City Council President Breean Beggs said council could reconsider.

“We are waiting for the initial data back from our vendors to see if the restrictions are getting in the way of fully deploying those funds,” Beggs said.

That makes it sound like the city will only reconsider the restriction if CARES Act funding would otherwise go unspent. But that’s not the point. Residents who otherwise qualify for the assistance shouldn’t be hung out to dry because of where their landlords live. They have no control over that.

CARES Act money goes directly to landlords, covering up to four months of rent between April and Oct. 1. The money pays 80 percent of rent, with the landlord promising to forgive the rest and agreeing not to evict the tenant for the next six months.

Tenants can earn no more than 80% of the area median income and must be suffering financially because of the COVID-19 pandemic. The city has another rental assistance program funded by the U.S. Department of Housing and Urban Development, but its income requirements are more stringent.

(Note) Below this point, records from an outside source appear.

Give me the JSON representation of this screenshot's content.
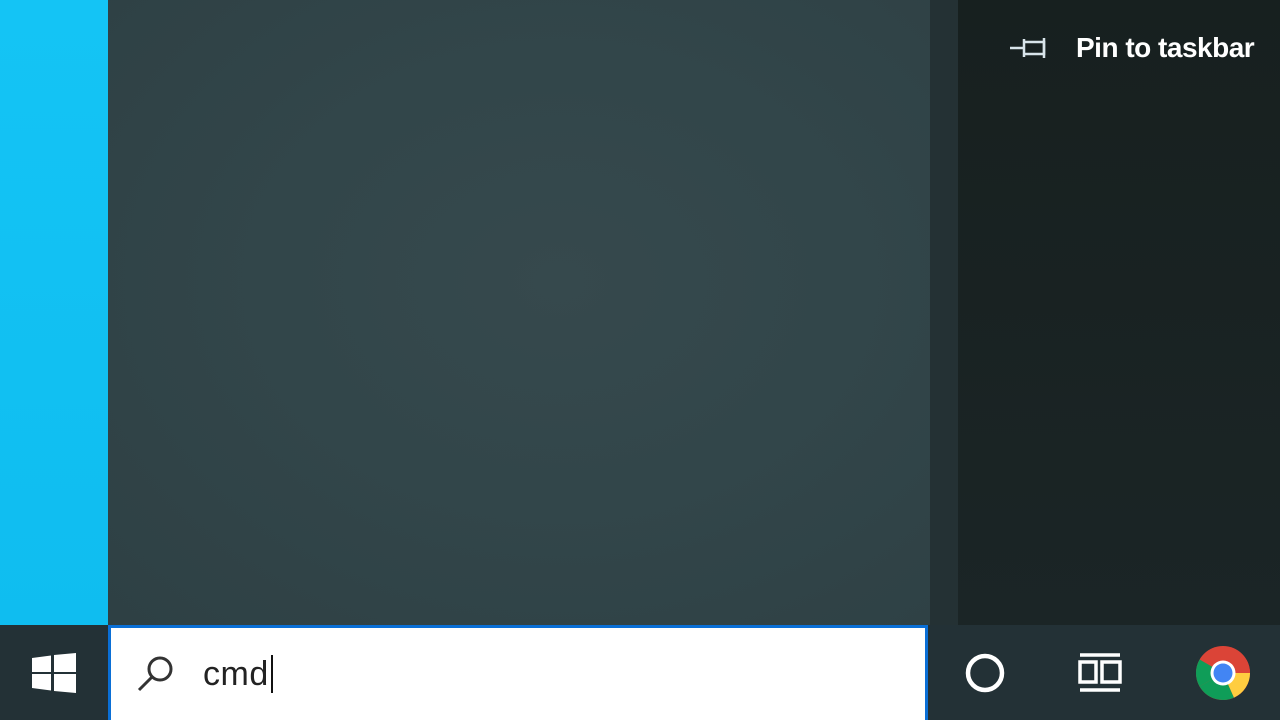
{
  "context_menu": {
    "pin_label": "Pin to taskbar",
    "pin_icon": "pin-icon"
  },
  "taskbar": {
    "start_icon": "windows-logo-icon",
    "search": {
      "value": "cmd",
      "icon": "search-icon"
    },
    "cortana_icon": "cortana-circle-icon",
    "task_view_icon": "task-view-icon",
    "pinned_apps": [
      {
        "icon": "chrome-icon"
      }
    ]
  },
  "colors": {
    "accent_blue": "#0a6fd6",
    "desktop_cyan": "#14c4f5",
    "panel": "#32464a",
    "taskbar": "#233136"
  }
}
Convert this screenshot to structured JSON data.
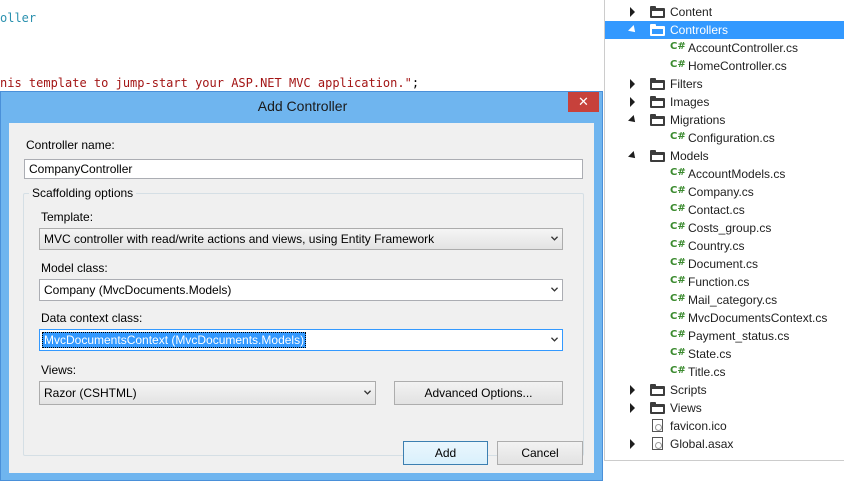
{
  "editor": {
    "line1": "oller",
    "line2_text": "nis template to jump-start your ASP.NET MVC application.\"",
    "line2_punct": ";"
  },
  "solution_explorer": {
    "items": [
      {
        "label": "Content",
        "type": "folder",
        "expanded": false,
        "selected": false,
        "depth": 0
      },
      {
        "label": "Controllers",
        "type": "folder",
        "expanded": true,
        "selected": true,
        "depth": 0
      },
      {
        "label": "AccountController.cs",
        "type": "cs",
        "depth": 1
      },
      {
        "label": "HomeController.cs",
        "type": "cs",
        "depth": 1
      },
      {
        "label": "Filters",
        "type": "folder",
        "expanded": false,
        "depth": 0
      },
      {
        "label": "Images",
        "type": "folder",
        "expanded": false,
        "depth": 0
      },
      {
        "label": "Migrations",
        "type": "folder",
        "expanded": true,
        "depth": 0
      },
      {
        "label": "Configuration.cs",
        "type": "cs",
        "depth": 1
      },
      {
        "label": "Models",
        "type": "folder",
        "expanded": true,
        "depth": 0
      },
      {
        "label": "AccountModels.cs",
        "type": "cs",
        "depth": 1
      },
      {
        "label": "Company.cs",
        "type": "cs",
        "depth": 1
      },
      {
        "label": "Contact.cs",
        "type": "cs",
        "depth": 1
      },
      {
        "label": "Costs_group.cs",
        "type": "cs",
        "depth": 1
      },
      {
        "label": "Country.cs",
        "type": "cs",
        "depth": 1
      },
      {
        "label": "Document.cs",
        "type": "cs",
        "depth": 1
      },
      {
        "label": "Function.cs",
        "type": "cs",
        "depth": 1
      },
      {
        "label": "Mail_category.cs",
        "type": "cs",
        "depth": 1
      },
      {
        "label": "MvcDocumentsContext.cs",
        "type": "cs",
        "depth": 1
      },
      {
        "label": "Payment_status.cs",
        "type": "cs",
        "depth": 1
      },
      {
        "label": "State.cs",
        "type": "cs",
        "depth": 1
      },
      {
        "label": "Title.cs",
        "type": "cs",
        "depth": 1
      },
      {
        "label": "Scripts",
        "type": "folder",
        "expanded": false,
        "depth": 0
      },
      {
        "label": "Views",
        "type": "folder",
        "expanded": false,
        "depth": 0
      },
      {
        "label": "favicon.ico",
        "type": "file",
        "depth": 0
      },
      {
        "label": "Global.asax",
        "type": "file-arrow",
        "depth": 0
      }
    ],
    "cs_icon_text": "C#"
  },
  "dialog": {
    "title": "Add Controller",
    "close_glyph": "✕",
    "controller_name_label": "Controller name:",
    "controller_name_value": "CompanyController",
    "scaffolding_label": "Scaffolding options",
    "template_label": "Template:",
    "template_value": "MVC controller with read/write actions and views, using Entity Framework",
    "model_class_label": "Model class:",
    "model_class_value": "Company (MvcDocuments.Models)",
    "data_context_label": "Data context class:",
    "data_context_value": "MvcDocumentsContext (MvcDocuments.Models)",
    "views_label": "Views:",
    "views_value": "Razor (CSHTML)",
    "advanced_button": "Advanced Options...",
    "add_button": "Add",
    "cancel_button": "Cancel"
  },
  "colors": {
    "selection": "#3399ff",
    "dialog_frame": "#6fb5ef",
    "close_button": "#c7413b",
    "cs_icon": "#3a8a2e"
  }
}
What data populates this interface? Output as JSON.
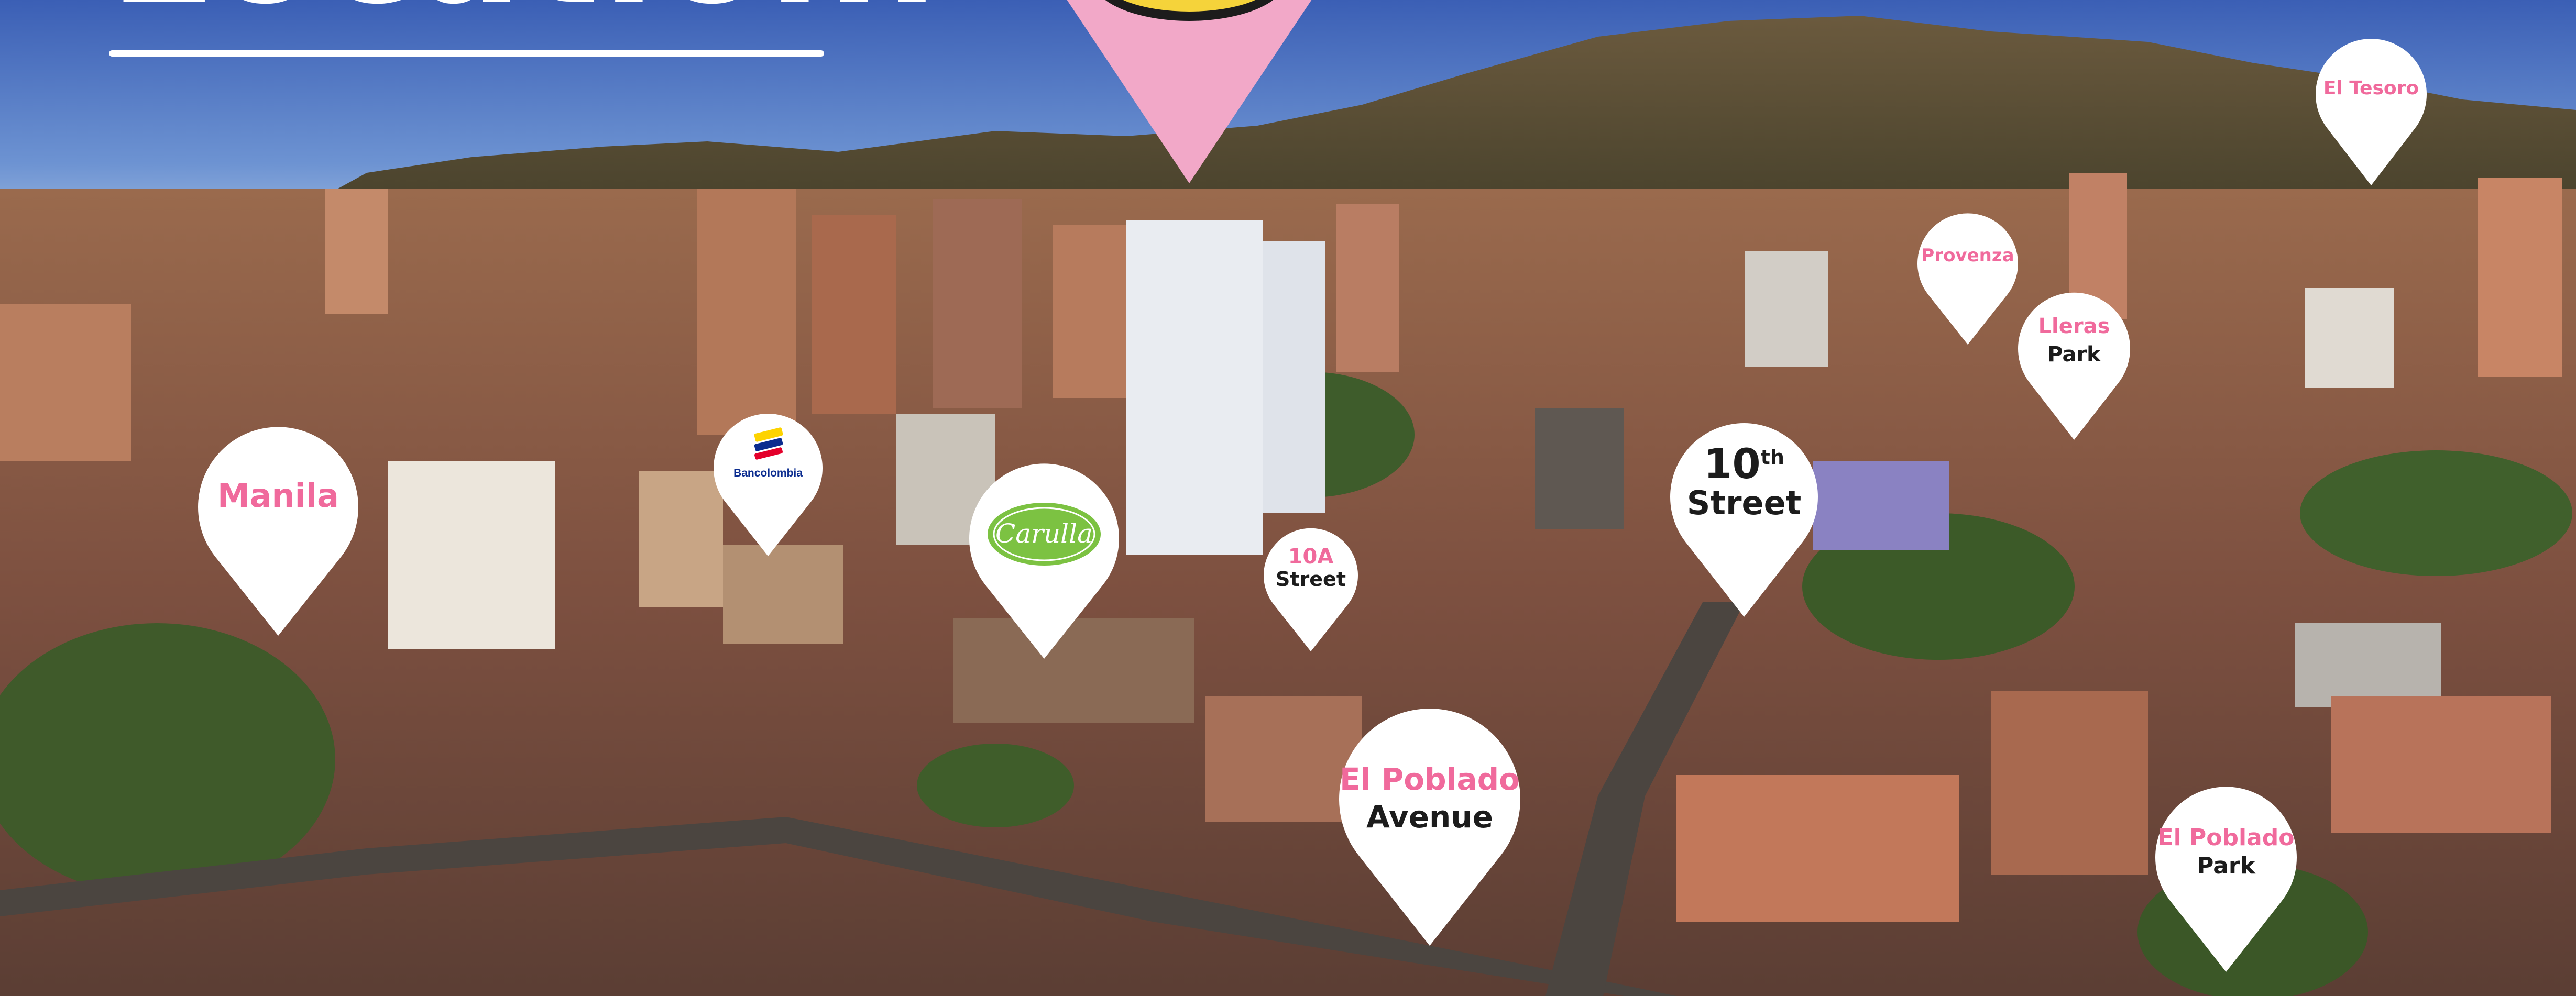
{
  "headline": {
    "text": "Location."
  },
  "colors": {
    "sky_top": "#3e62b8",
    "sky_bottom": "#a9c3e6",
    "pin_fill": "#ffffff",
    "pin_text_pink": "#f06a9c",
    "pin_text_dark": "#1c1c1c",
    "top_marker_pink": "#f2a8c8",
    "top_marker_yellow": "#f5d33a",
    "carulla_green": "#7cc242",
    "bancolombia_yellow": "#fdd300",
    "bancolombia_blue": "#0b2c8f",
    "bancolombia_red": "#e4002b"
  },
  "pins": {
    "manila": {
      "line1": "Manila"
    },
    "bancolombia": {
      "logo_text": "Bancolombia",
      "icon": "bancolombia-logo"
    },
    "carulla": {
      "logo_text": "Carulla",
      "icon": "carulla-logo"
    },
    "street_10a": {
      "line1": "10A",
      "line2": "Street"
    },
    "street_10th": {
      "line1": "10",
      "sup": "th",
      "line2": "Street"
    },
    "provenza": {
      "line1": "Provenza"
    },
    "lleras_park": {
      "line1": "Lleras",
      "line2": "Park"
    },
    "el_tesoro": {
      "line1": "El Tesoro"
    },
    "el_poblado_avenue": {
      "line1": "El Poblado",
      "line2": "Avenue"
    },
    "el_poblado_park": {
      "line1": "El Poblado",
      "line2": "Park"
    }
  }
}
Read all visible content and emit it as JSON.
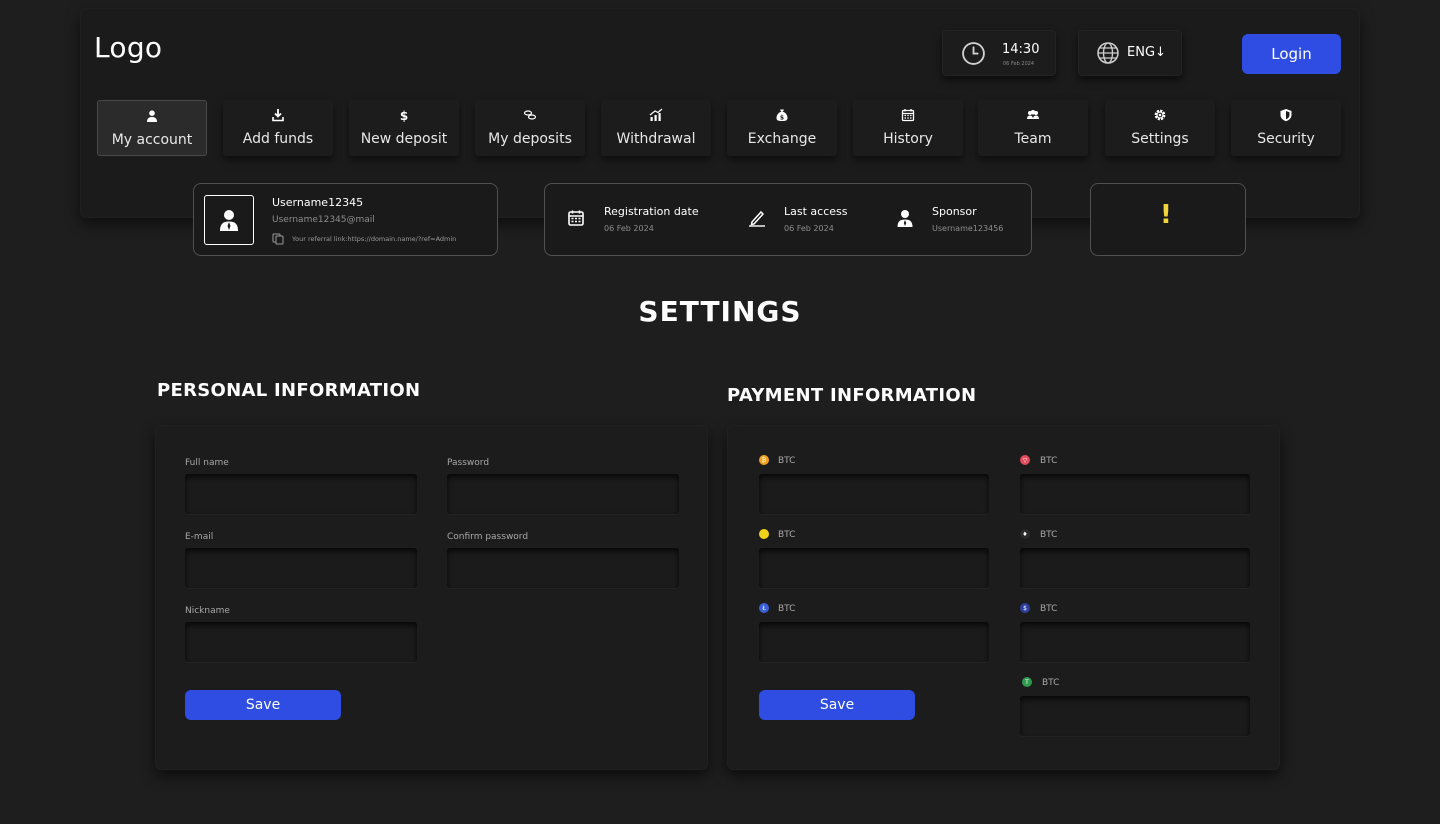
{
  "header": {
    "logo": "Logo",
    "clock": {
      "time": "14:30",
      "date": "06 Feb 2024"
    },
    "language": "ENG↓",
    "login_label": "Login"
  },
  "nav": {
    "items": [
      {
        "label": "My account",
        "icon": "user-icon",
        "active": true
      },
      {
        "label": "Add funds",
        "icon": "download-icon"
      },
      {
        "label": "New deposit",
        "icon": "dollar-icon"
      },
      {
        "label": "My deposits",
        "icon": "coins-icon"
      },
      {
        "label": "Withdrawal",
        "icon": "chart-up-icon"
      },
      {
        "label": "Exchange",
        "icon": "money-bag-icon"
      },
      {
        "label": "History",
        "icon": "calendar-icon"
      },
      {
        "label": "Team",
        "icon": "team-icon"
      },
      {
        "label": "Settings",
        "icon": "gear-icon"
      },
      {
        "label": "Security",
        "icon": "shield-icon"
      }
    ]
  },
  "user": {
    "username": "Username12345",
    "email": "Username12345@mail",
    "referral_link": "Your referral link:https://domain.name/?ref=Admin"
  },
  "meta": {
    "registration": {
      "title": "Registration date",
      "value": "06 Feb 2024"
    },
    "last_access": {
      "title": "Last access",
      "value": "06 Feb 2024"
    },
    "sponsor": {
      "title": "Sponsor",
      "value": "Username123456"
    }
  },
  "alert": {
    "mark": "!"
  },
  "page_title": "SETTINGS",
  "personal": {
    "title": "PERSONAL INFORMATION",
    "fields": {
      "full_name": "Full name",
      "password": "Password",
      "email": "E-mail",
      "confirm_password": "Confirm password",
      "nickname": "Nickname"
    },
    "save_label": "Save"
  },
  "payment": {
    "title": "PAYMENT INFORMATION",
    "wallets": [
      {
        "label": "BTC",
        "coin_color": "#f2a11f"
      },
      {
        "label": "BTC",
        "coin_color": "#e04a5a"
      },
      {
        "label": "BTC",
        "coin_color": "#f1d21b"
      },
      {
        "label": "BTC",
        "coin_color": "#2a2a2a"
      },
      {
        "label": "BTC",
        "coin_color": "#3a5fd9"
      },
      {
        "label": "BTC",
        "coin_color": "#2e3f9e"
      },
      {
        "label": "BTC",
        "coin_color": "#2f9a4d"
      }
    ],
    "save_label": "Save"
  },
  "colors": {
    "background": "#1e1e1e",
    "accent": "#2f4de3",
    "warning": "#f3d43a"
  }
}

Gov. Jay Inslee’s eviction moratorium protects renters. They can’t be tossed out of their homes for failure to pay rent. That’s nice – but each month puts them further behind. The rent comes due eventually.

Even if the economy recovers and they get their jobs back or their hours fully restored, these renters face the prospect of having to pay back four or five months’ worth of rent, an impossible task for low-income, paycheck-to-paycheck workers.

CARES Act funding was meant to help alleviate the pain of people put out of work by the pandemic. Withholding that relief because of where their landlords live is unconscionable and wrong. Council should change this policy now, not wait until it gets initial data back from vendors.